Lindsay’s clearest budget that projected surpluses in nearly every major department was still not enough to get unanimous support. After public comment, Flores pointed to page 10 in the budget to make note of the number of low income households in the city. According to the City’s budget there are 2,372 households that make $49,999 or less, and only 850 households that make $50,000 or more. She went on to pose the question, why the City was not hiring more people from Lindsay.

“We have plenty of educated people here in Lindsay that have to work elsewhere because the city of Lindsay does not hire them,” Flores said.

Harmon inquired about what jobs she was referring to, when she condescendingly stated, “any job.”

City manager Bill Zigler stated that the aim for the City is to find a qualified candidate, not a candidate from Lindsay.

“We try to hire the best that we can because our responsibility is providing services to the residents of Lindsay, not give person ‘X’ the job,” Zigler said.

Flores continued on stating that she would like the City to still hire from within Lindsay.

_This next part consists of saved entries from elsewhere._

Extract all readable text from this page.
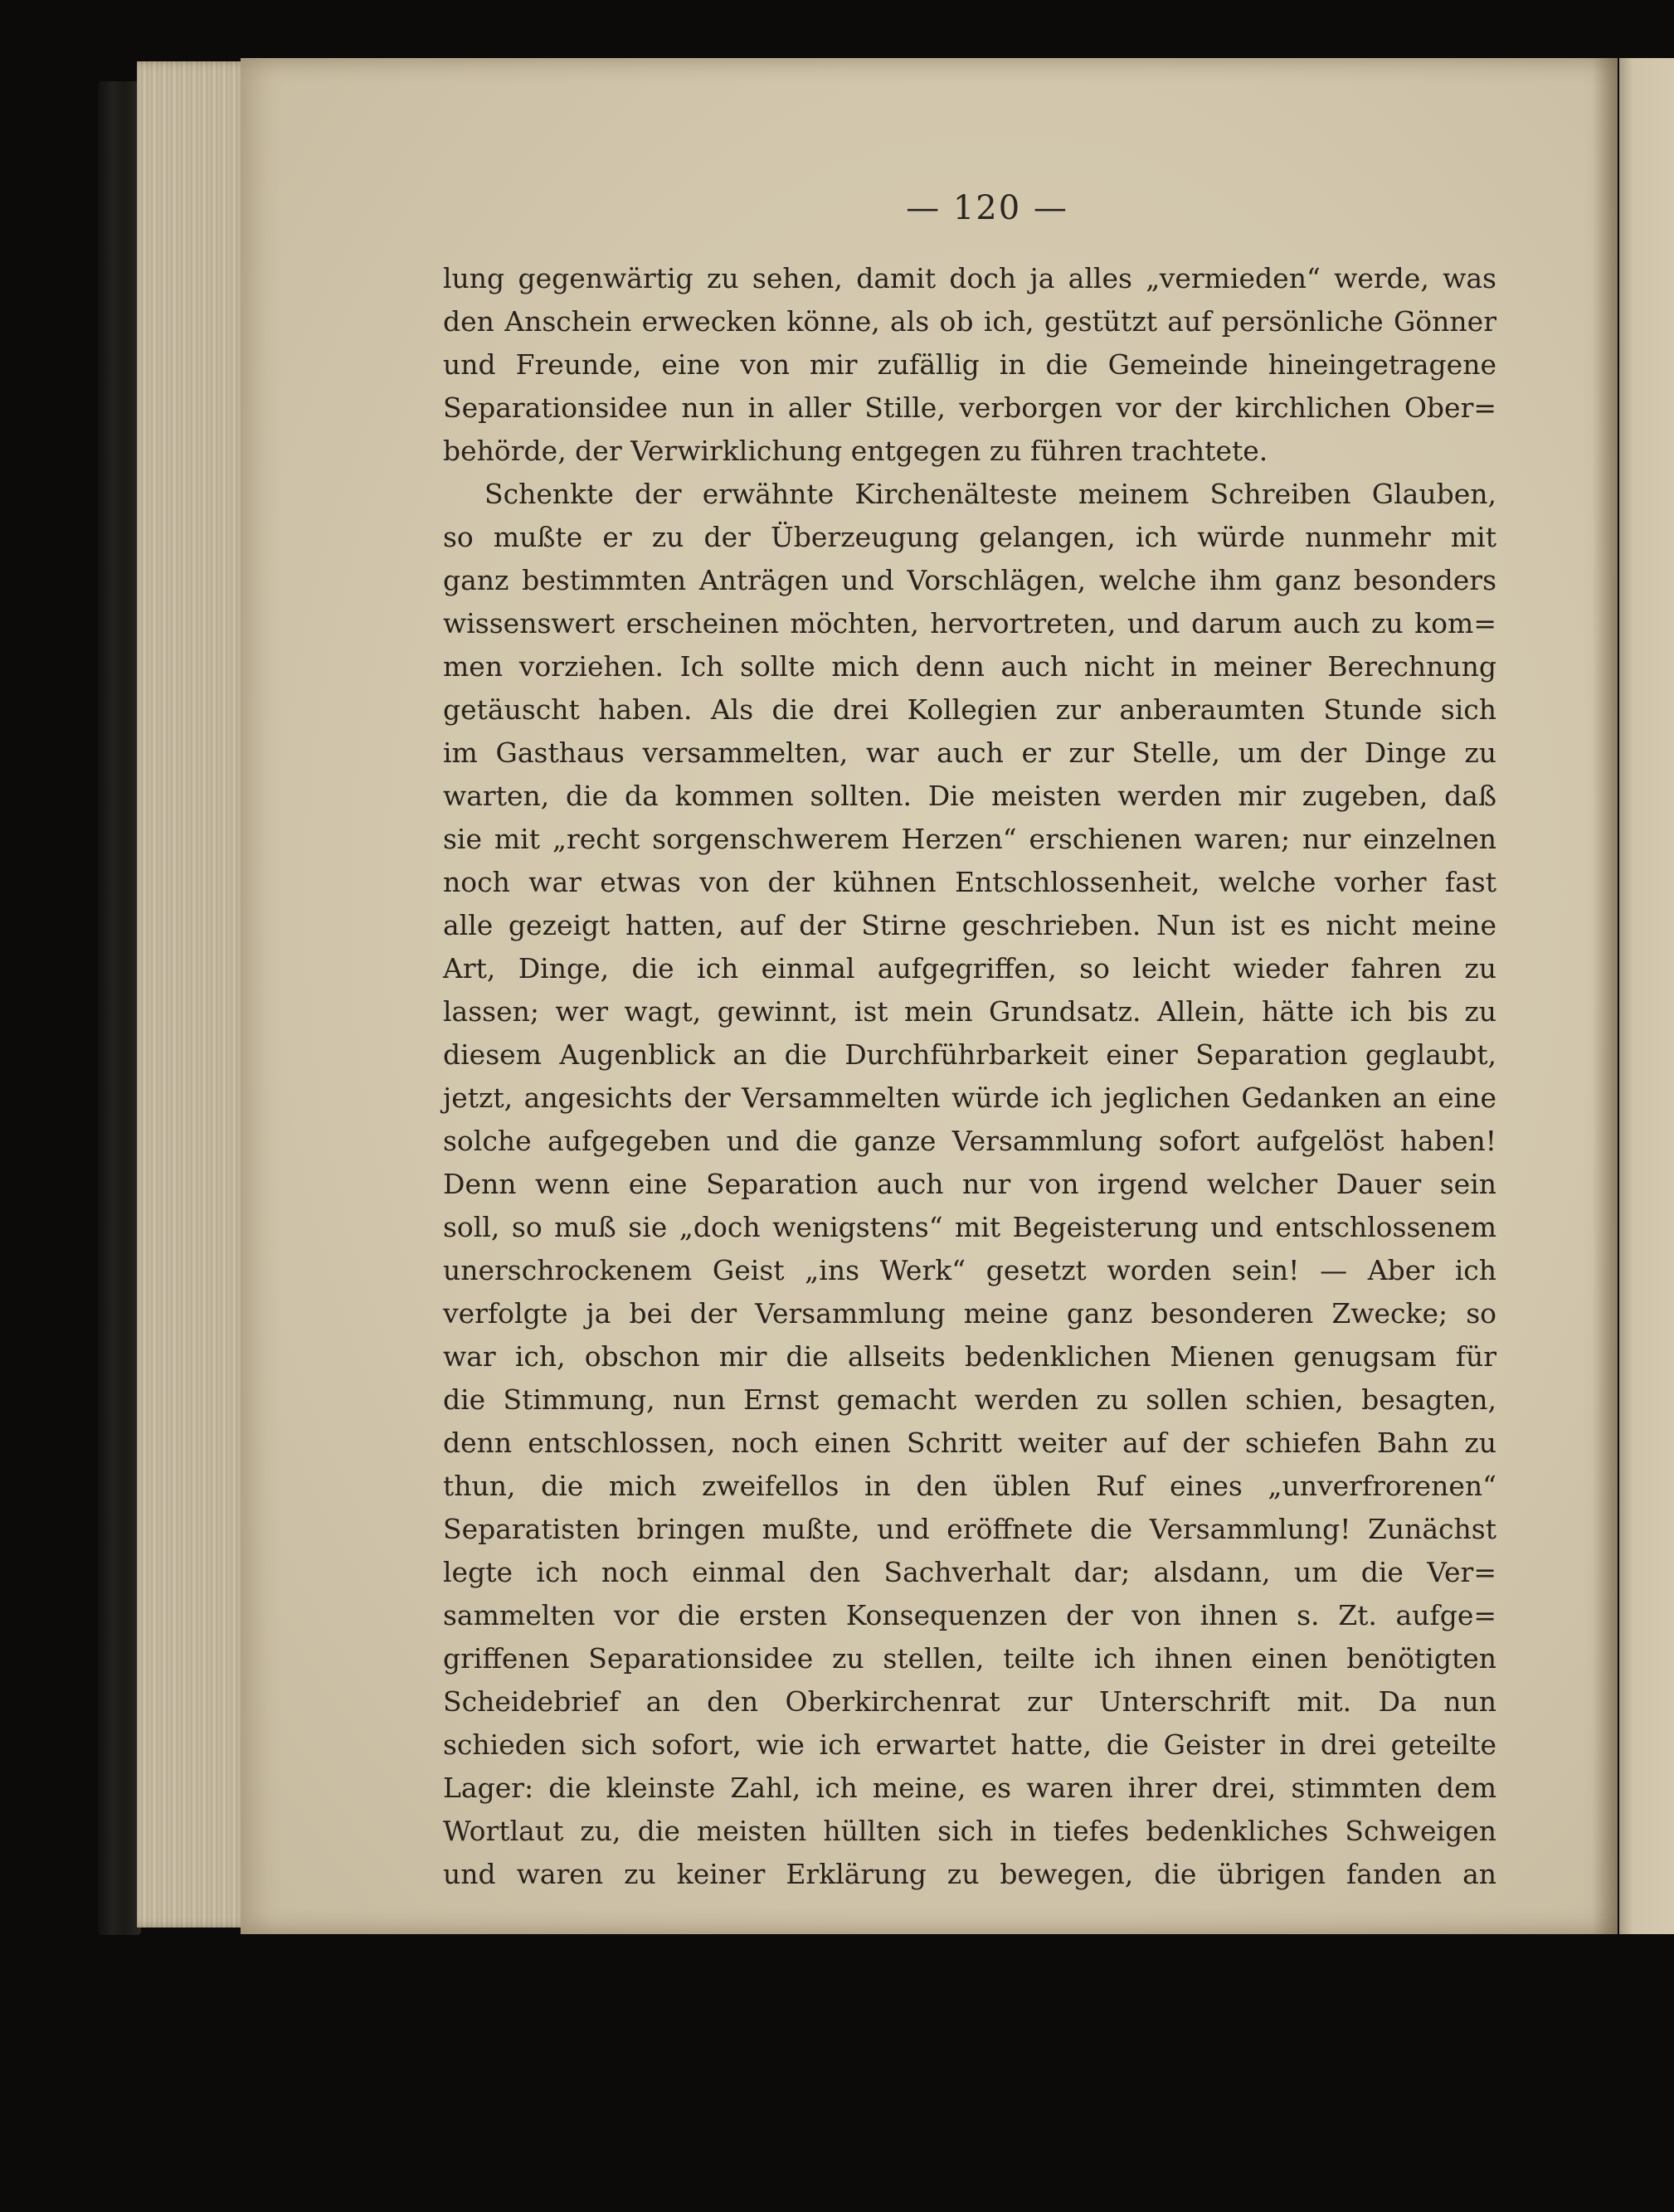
— 120 —
lung gegenwärtig zu sehen, damit doch ja alles „vermieden“ werde, was
den Anschein erwecken könne, als ob ich, gestützt auf persönliche Gönner
und Freunde, eine von mir zufällig in die Gemeinde hineingetragene
Separationsidee nun in aller Stille, verborgen vor der kirchlichen Ober=
behörde, der Verwirklichung entgegen zu führen trachtete.
Schenkte der erwähnte Kirchenälteste meinem Schreiben Glauben,
so mußte er zu der Überzeugung gelangen, ich würde nunmehr mit
ganz bestimmten Anträgen und Vorschlägen, welche ihm ganz besonders
wissenswert erscheinen möchten, hervortreten, und darum auch zu kom=
men vorziehen. Ich sollte mich denn auch nicht in meiner Berechnung
getäuscht haben. Als die drei Kollegien zur anberaumten Stunde sich
im Gasthaus versammelten, war auch er zur Stelle, um der Dinge zu
warten, die da kommen sollten. Die meisten werden mir zugeben, daß
sie mit „recht sorgenschwerem Herzen“ erschienen waren; nur einzelnen
noch war etwas von der kühnen Entschlossenheit, welche vorher fast
alle gezeigt hatten, auf der Stirne geschrieben. Nun ist es nicht meine
Art, Dinge, die ich einmal aufgegriffen, so leicht wieder fahren zu
lassen; wer wagt, gewinnt, ist mein Grundsatz. Allein, hätte ich bis zu
diesem Augenblick an die Durchführbarkeit einer Separation geglaubt,
jetzt, angesichts der Versammelten würde ich jeglichen Gedanken an eine
solche aufgegeben und die ganze Versammlung sofort aufgelöst haben!
Denn wenn eine Separation auch nur von irgend welcher Dauer sein
soll, so muß sie „doch wenigstens“ mit Begeisterung und entschlossenem
unerschrockenem Geist „ins Werk“ gesetzt worden sein! — Aber ich
verfolgte ja bei der Versammlung meine ganz besonderen Zwecke; so
war ich, obschon mir die allseits bedenklichen Mienen genugsam für
die Stimmung, nun Ernst gemacht werden zu sollen schien, besagten,
denn entschlossen, noch einen Schritt weiter auf der schiefen Bahn zu
thun, die mich zweifellos in den üblen Ruf eines „unverfrorenen“
Separatisten bringen mußte, und eröffnete die Versammlung! Zunächst
legte ich noch einmal den Sachverhalt dar; alsdann, um die Ver=
sammelten vor die ersten Konsequenzen der von ihnen s. Zt. aufge=
griffenen Separationsidee zu stellen, teilte ich ihnen einen benötigten
Scheidebrief an den Oberkirchenrat zur Unterschrift mit. Da nun
schieden sich sofort, wie ich erwartet hatte, die Geister in drei geteilte
Lager: die kleinste Zahl, ich meine, es waren ihrer drei, stimmten dem
Wortlaut zu, die meisten hüllten sich in tiefes bedenkliches Schweigen
und waren zu keiner Erklärung zu bewegen, die übrigen fanden an
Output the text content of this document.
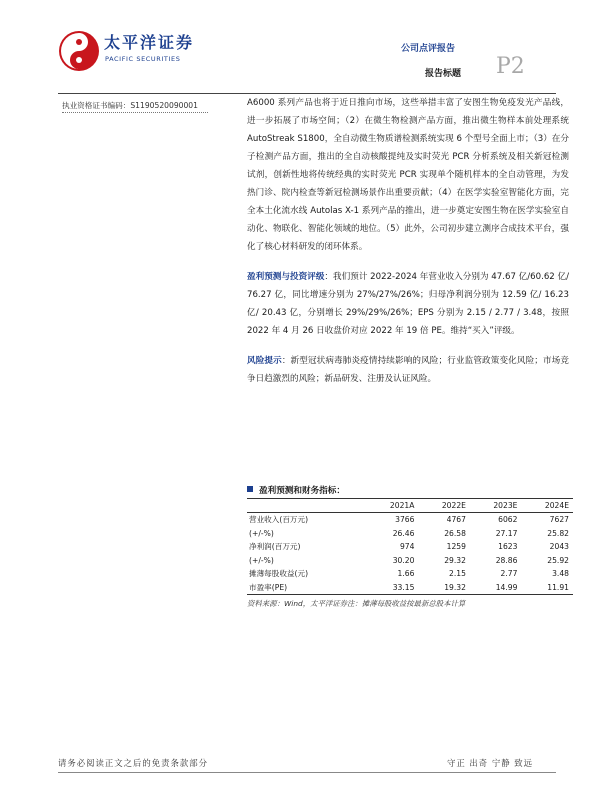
太平洋证券
PACIFIC SECURITIES
公司点评报告
报告标题 P2
执业资格证书编码：S1190520090001	A6000 系列产品也将于近日推向市场，这些举措丰富了安图生物免疫发光产品线，进一步拓展了市场空间；（2）在微生物检测产品方面，推出微生物样本前处理系统 AutoStreak S1800，全自动微生物质谱检测系统实现 6 个型号全面上市；（3）在分子检测产品方面，推出的全自动核酸提纯及实时荧光 PCR 分析系统及相关新冠检测试剂，创新性地将传统经典的实时荧光 PCR 实现单个随机样本的全自动管理，为发热门诊、院内检查等新冠检测场景作出重要贡献；（4）在医学实验室智能化方面，完全本土化流水线 Autolas X-1 系列产品的推出，进一步奠定安图生物在医学实验室自动化、物联化、智能化领域的地位。（5）此外，公司初步建立测序合成技术平台，强化了核心材料研发的闭环体系。

盈利预测与投资评级：我们预计 2022-2024 年营业收入分别为 47.67 亿/60.62 亿/ 76.27 亿，同比增速分别为 27%/27%/26%；归母净利润分别为 12.59 亿/ 16.23 亿/ 20.43 亿，分别增长 29%/29%/26%；EPS 分别为 2.15 / 2.77 / 3.48，按照 2022 年 4 月 26 日收盘价对应 2022 年 19 倍 PE。维持“买入”评级。

风险提示：新型冠状病毒肺炎疫情持续影响的风险；行业监管政策变化风险；市场竞争日趋激烈的风险；新品研发、注册及认证风险。

盈利预测和财务指标：
	2021A	2022E	2023E	2024E
营业收入(百万元)	3766	4767	6062	7627
(+/-%)	26.46	26.58	27.17	25.82
净利润(百万元)	974	1259	1623	2043
(+/-%)	30.20	29.32	28.86	25.92
摊薄每股收益(元)	1.66	2.15	2.77	3.48
市盈率(PE)	33.15	19.32	14.99	11.91
资料来源：Wind，太平洋证券注：摊薄每股收益按最新总股本计算
请务必阅读正文之后的免责条款部分	守正 出奇 宁静 致远
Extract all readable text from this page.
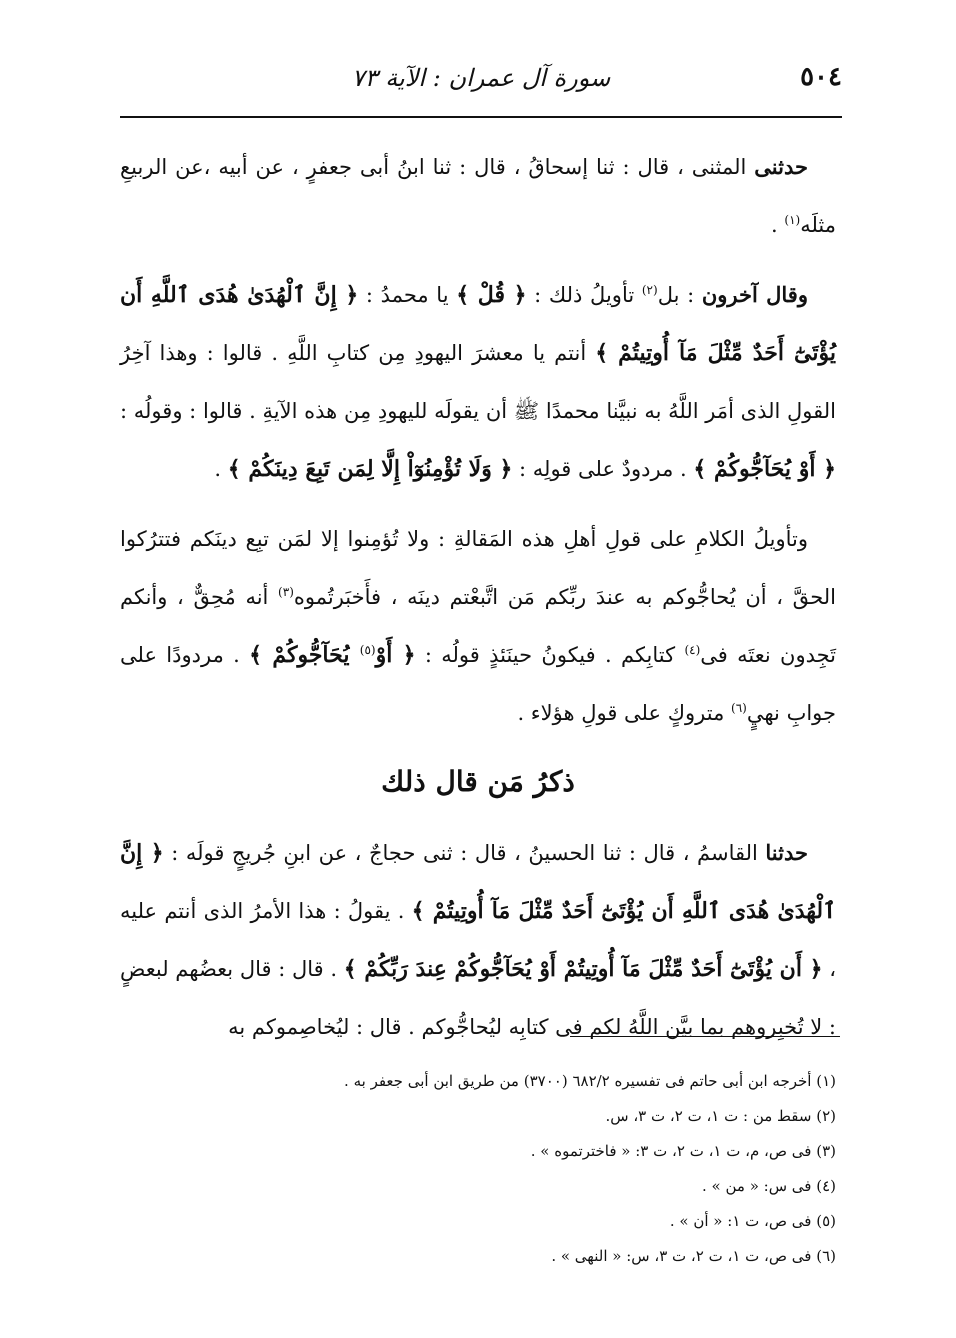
٥٠٤
سورة آل عمران : الآية ٧٣

حدثنى المثنى ، قال : ثنا إسحاقُ ، قال : ثنا ابنُ أبى جعفرٍ ، عن أبيه ،عن الربيعِ مثلَه$^{(١)}$ .

وقال آخرون : بل$^{(٢)}$ تأويلُ ذلك : ﴿ قُلْ ﴾ يا محمدُ : ﴿ إِنَّ ٱلْهُدَىٰ هُدَى ٱللَّهِ أَن يُؤْتَىٰٓ أَحَدٌ مِّثْلَ مَآ أُوتِيتُمْ ﴾ أنتم يا معشرَ اليهودِ مِن كتابِ اللَّهِ . قالوا : وهذا آخِرُ القولِ الذى أمَر اللَّهُ به نبيَّنا محمدًا ﷺ أن يقولَه لليهودِ مِن هذه الآيةِ . قالوا : وقولُه : ﴿ أَوْ يُحَآجُّوكُمْ ﴾ . مردودٌ على قولِه : ﴿ وَلَا تُؤْمِنُوٓاْ إِلَّا لِمَن تَبِعَ دِينَكُمْ ﴾ .

وتأويلُ الكلامِ على قولِ أهلِ هذه المَقالةِ : ولا تُؤمِنوا إلا لمَن تبِع دينَكم فتترُكوا الحقَّ ، أن يُحاجُّوكم به عندَ ربِّكم مَن اتَّبعْتم دينَه ، فأَخبَرتُموه$^{(٣)}$ أنه مُحِقٌّ ، وأنكم تَجِدون نعتَه فى$^{(٤)}$ كتابِكم . فيكونُ حينَئذٍ قولُه : ﴿ أَوْ$^{(٥)}$ يُحَآجُّوكُمْ ﴾ . مردودًا على جوابِ نهيٍ$^{(٦)}$ متروكٍ على قولِ هؤلاء .

ذكرُ مَن قال ذلك

حدثنا القاسمُ ، قال : ثنا الحسينُ ، قال : ثنى حجاجٌ ، عن ابنِ جُريجٍ قولَه : ﴿ إِنَّ ٱلْهُدَىٰ هُدَى ٱللَّهِ أَن يُؤْتَىٰٓ أَحَدٌ مِّثْلَ مَآ أُوتِيتُمْ ﴾ . يقولُ : هذا الأمرُ الذى أنتم عليه ، ﴿ أَن يُؤْتَىٰٓ أَحَدٌ مِّثْلَ مَآ أُوتِيتُمْ أَوْ يُحَآجُّوكُمْ عِندَ رَبِّكُمْ ﴾ . قال : قال بعضُهم لبعضٍ : لا تُخبِروهم بما بيَّن اللَّهُ لكم فى كتابِه ليُحاجُّوكم . قال : ليُخاصِموكم به

(١) أخرجه ابن أبى حاتم فى تفسيره ٦٨٢/٢ (٣٧٠٠) من طريق ابن أبى جعفر به .
(٢) سقط من : ت ١، ت ٢، ت ٣، س.
(٣) فى ص، م، ت ١، ت ٢، ت ٣: « فاخترتموه » .
(٤) فى س: « من » .
(٥) فى ص، ت ١: « أن » .
(٦) فى ص، ت ١، ت ٢، ت ٣، س: « النهى » .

“I strongly believe that what is best for the community is hiring from the community,” Flores said.

“Then I would encourage you to encourage them to apply for the jobs when they are available,” Zigler responded.

Harmon stepped in to state that the City publishes job opening on its website in addition to several employment portals. The most notable have been Indeed and LinkedIn. Other portals have been more-or-less bespoke to current government employees. Flores fired back stating that she has not seen Lindsay job postings and she is on all of the portals.

Then, when a woman approached the microphone after the public comment portion, Mayor Kimball is heard on the City’s council second recording from the June 25 meeting warning the woman that she is speaking out of turn. When the woman begins to speak into the microphone at minute 42:32, the recording turns silent and resumed at minute 42:42. The obscure 10 second silence ends with Kimball stating that they cannot ask a question because it is illegal, and then promptly calls for a vote on the budget.

City manager Bill Zigler responded to the Sun-Gazette’s inquiry over the silence via email stating, “The amplified audio was reduced during the segment…due to someone from the audience insisting on addressing the Council regarding the budget following the closure of the public hearing. They were able to address and be heard by Council, staff and the audience, but their comments were not amplified.”

Councilman Brian Watson called for passage, Cortez seconded the motion. Kimball, Watson and Cortez voted in favor of the budget while Sanchez and Flores voted no.